In an interview with Cecilia Kang of the Washington Post a few months before the unpaid bill waiver was announced, Comcast Executive Vice President David Cohen said that criticism over the company’s ulterior motive for the program, “makes me sigh. You can criticize us for data consumption caps. You can criticize us because cable bills are too high. You can criticize us because the acquisition of Time Warner Cable will make us too big. I can understand that. But every once in a while, even a big company does a good thing for the right reasons.”
While Comcast’s reason to forgive unpaid bills will never be known, it will get more families online at home and improve low-income children’s chances at being successful at school. And that’s an outcome that’s anything but questionable.
MORE: Every Kid Needs An Internet Connection to Thrive in School. This District Has A Plan to Make it Happen
 

Nonprofit Helps Grandma Understand What You Posted on Facebook Last Night

Your parents have already friended you, and now Grandma might too. A program sponsored by the AARP and the nonprofit Older Adults Technology Services aims to help low-income seniors get online. Each senior participating in the program in Washington D.C. received a free iPad and classes on how to use it, including tips on protecting privacy online, how to get started with social media, and  how to manage and interact with the technology, especially for those with shaky hands or a phobia of pop-up windows. Many of the senior participants found that engaging with social media allowed them to get in touch with old friends, find information about their interests, and diminish loneliness and isolation. AARP and Older Adults Technology Services are running a similar class in Sioux Falls, S.D., and evaluating whether to launch it in other cities throughout the country.

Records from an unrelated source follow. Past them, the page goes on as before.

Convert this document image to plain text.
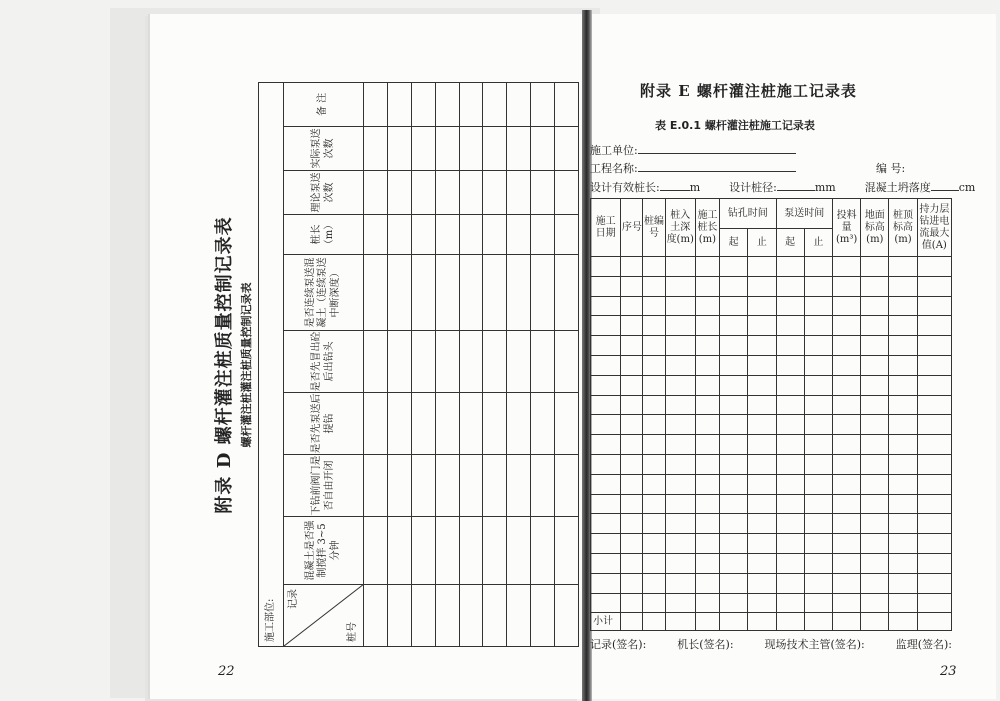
附录 D 螺杆灌注桩质量控制记录表 螺杆灌注桩灌注桩质量控制记录表
施工部位:									

记录
桩号	混凝土是否强制搅拌 3~5 分钟	下钻前阀门是否自由开闭	是否先泵送后提钻	是否先冒出砼后出钻头	是否连续泵送混凝土（连续泵送中断深度）	桩长（m）	理论泵送次数	实际泵送次数	备 注

22
附录 E 螺杆灌注桩施工记录表
表 E.0.1 螺杆灌注桩施工记录表
施工单位:
工程名称:	编 号:
设计有效桩长:	m	设计桩径:	mm	混凝土坍落度	cm
施工日期	序号	桩编号	桩入土深度(m)	施工桩长(m)	钻孔时间		泵送时间		投料量(m³)	地面标高(m)	桩顶标高(m)	持力层钻进电流最大值(A)
					起	止	起	止				

小计												
记录(签名):	机长(签名):	现场技术主管(签名):	监理(签名):
23
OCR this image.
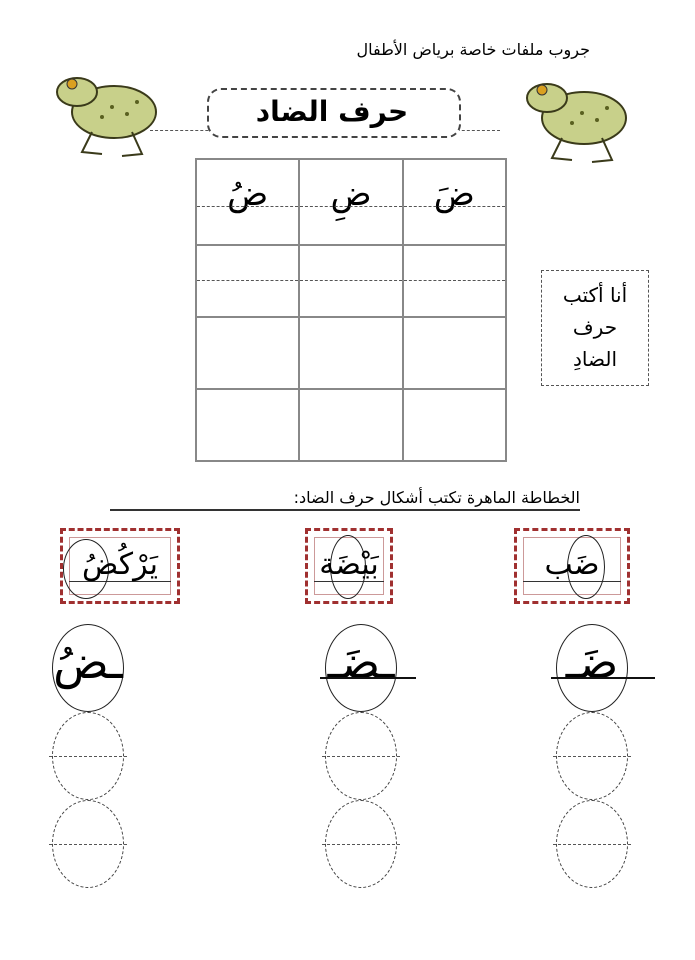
جروب ملفات خاصة برياض الأطفال
حرف الضاد
ضُ	ضِ	ضَ

أنا أكتب
حرف
الضادِ
الخطاطة الماهرة تكتب أشكال حرف الضاد:
ضَب
بَيْضَة
يَرْكُضُ
ضَـ
ـضَـ
ـضُ
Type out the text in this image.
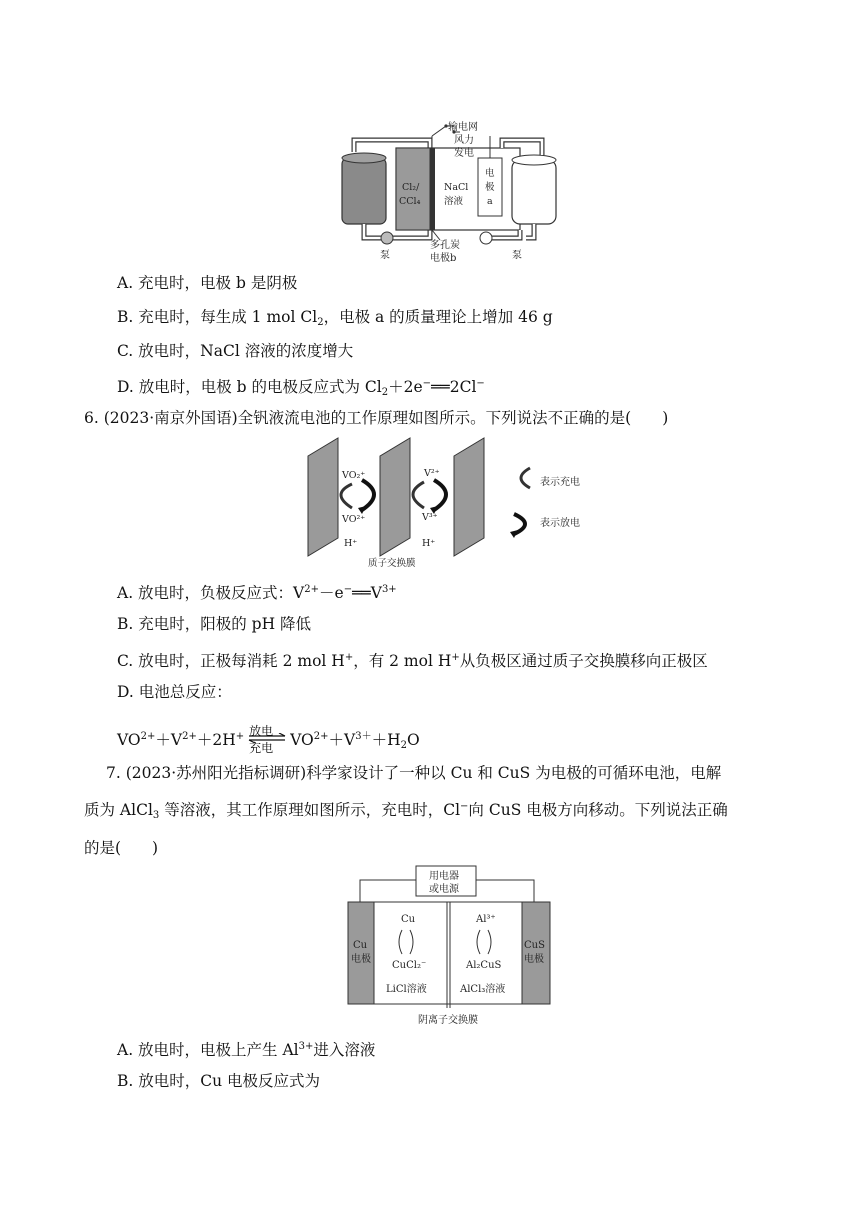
输电网
风力
发电
Cl₂/
CCl₄
NaCl
溶液
电
极
a
多孔炭
电极b
泵	泵
A. 充电时，电极 b 是阴极
B. 充电时，每生成 1 mol $Cl_2$，电极 a 的质量理论上增加 46 g
C. 放电时，NaCl 溶液的浓度增大
D. 放电时，电极 b 的电极反应式为 $Cl_2+2e^-══2Cl^-$
6. (2023·南京外国语)全钒液流电池的工作原理如图所示。下列说法不正确的是(　　)
VO₂⁺
VO²⁺
V²⁺
V³⁺
H⁺	H⁺
质子交换膜
表示充电
表示放电
A. 放电时，负极反应式：$V^{2+}-e^-══V^{3+}$
B. 充电时，阳极的 pH 降低
C. 放电时，正极每消耗 2 mol H+，有 2 mol H+从负极区通过质子交换膜移向正极区
D. 电池总反应：
$VO^{2+}+V^{2+}+2H^+$ 放电
充电 $VO^{2+}+V^{3+}+H_2O$
7. (2023·苏州阳光指标调研)科学家设计了一种以 Cu 和 CuS 为电极的可循环电池，电解
质为 AlCl$_3$ 等溶液，其工作原理如图所示，充电时，Cl−向 CuS 电极方向移动。下列说法正确
的是(　　)
用电器
或电源
Cu
电极
CuS
电极
Cu
CuCl₂⁻
LiCl溶液
Al³⁺
Al₂CuS
AlCl₃溶液
阴离子交换膜
A. 放电时，电极上产生 $Al^{3+}$进入溶液
B. 放电时，Cu 电极反应式为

Boston Students Help Low-Income Families Get Online

Students at Northeastern University have formed a partnership with Comcast to help low-income Boston residents access the Internet. Comcast’s Internet Essentials program, which offers broadband access for $9.95 a month to any family with a child who qualifies for free lunch, recently marked its third anniversary, and has helped a million people across the country get online. As a part of the program, low-income families can purchase a computer for less than $150. In the coming year, Northeastern students will staff digital literacy training programs, and Comcast will publicize its low-income broadband access program throughout Boston.